The answer to this is not straightforward:-)
We have adjusted to puberty by making meal times more flexible. We don’t eat a regular meal unless he is below 100, going down, with plenty of insulin.
Dinner is an easy adjustment because we aim for 6 or 6:30, and wait the peak out, sometimes till 9 if we need to. Breakfast is harder but he rarely has a peak right when waking up. But if he does we’ll replace his breakfast with something that has no carbs such as the turkey omelet sandwich I showed. For lunch, typically at school, if he has a peak he picks a sandwich at the cafeteria and takes it with him. He eats when he is down: it is part of his 504 plan that he may eat his lunch in class.

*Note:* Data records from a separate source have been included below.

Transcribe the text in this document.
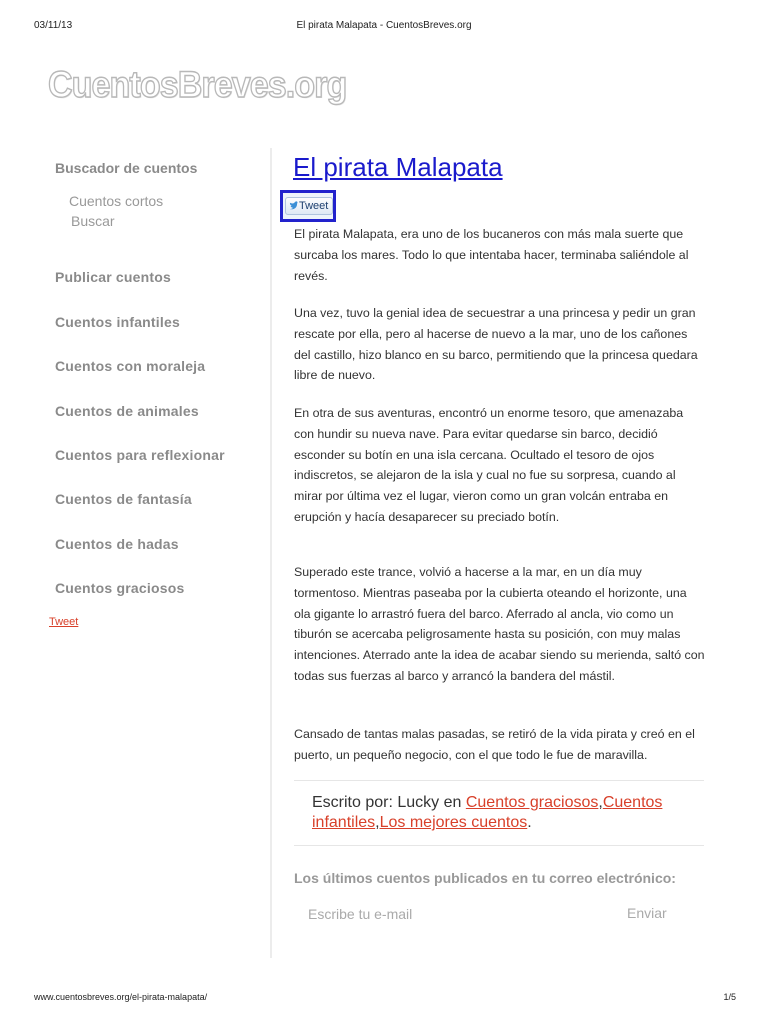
03/11/13	El pirata Malapata - CuentosBreves.org
CuentosBreves.org
Buscador de cuentos
Cuentos cortos
Buscar
Publicar cuentos
Cuentos infantiles
Cuentos con moraleja
Cuentos de animales
Cuentos para reflexionar
Cuentos de fantasía
Cuentos de hadas
Cuentos graciosos
Tweet
El pirata Malapata
Tweet

El pirata Malapata, era uno de los bucaneros con más mala suerte que surcaba los mares. Todo lo que intentaba hacer, terminaba saliéndole al revés.

Una vez, tuvo la genial idea de secuestrar a una princesa y pedir un gran rescate por ella, pero al hacerse de nuevo a la mar, uno de los cañones del castillo, hizo blanco en su barco, permitiendo que la princesa quedara libre de nuevo.

En otra de sus aventuras, encontró un enorme tesoro, que amenazaba con hundir su nueva nave. Para evitar quedarse sin barco, decidió esconder su botín en una isla cercana. Ocultado el tesoro de ojos indiscretos, se alejaron de la isla y cual no fue su sorpresa, cuando al mirar por última vez el lugar, vieron como un gran volcán entraba en erupción y hacía desaparecer su preciado botín.

Superado este trance, volvió a hacerse a la mar, en un día muy tormentoso. Mientras paseaba por la cubierta oteando el horizonte, una ola gigante lo arrastró fuera del barco. Aferrado al ancla, vio como un tiburón se acercaba peligrosamente hasta su posición, con muy malas intenciones. Aterrado ante la idea de acabar siendo su merienda, saltó con todas sus fuerzas al barco y arrancó la bandera del mástil.

Cansado de tantas malas pasadas, se retiró de la vida pirata y creó en el puerto, un pequeño negocio, con el que todo le fue de maravilla.

Escrito por: Lucky en Cuentos graciosos,Cuentos infantiles,Los mejores cuentos.
Los últimos cuentos publicados en tu correo electrónico:
Escribe tu e-mail
Enviar
www.cuentosbreves.org/el-pirata-malapata/	1/5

However, it does happen that he hits a really hard peak that we can’t get down fast enough for him. If he is really starving, we’ll have a meal with proteins, vegetables and nothing else: total carbs will be between 3 and 6 roughly. Vegetables typically have low GI, so we don’t see this type of meal show up on his BG track. It is easy for us to do because we have lots of veggies at every meal. It takes 7 minutes to steam broccoli in the microwave, for instance, then we add a bit of salt and olive oil, make a tomato and cucumber salad, a big chunk of protein (roast chicken is one of his faves), and we are done. A meal like this would likely be 5 carbs and 450 calories (we don’t skimp on the olive oil).
Then, once he is in range, we might add some carbs later, or not. When he misses a “real” meal, we typically give him a treat for desert later such as ice cream to make it up.
However, we never have a carb meal over 100. It is an understanding so we don’t need any enforcement – just the way we do things.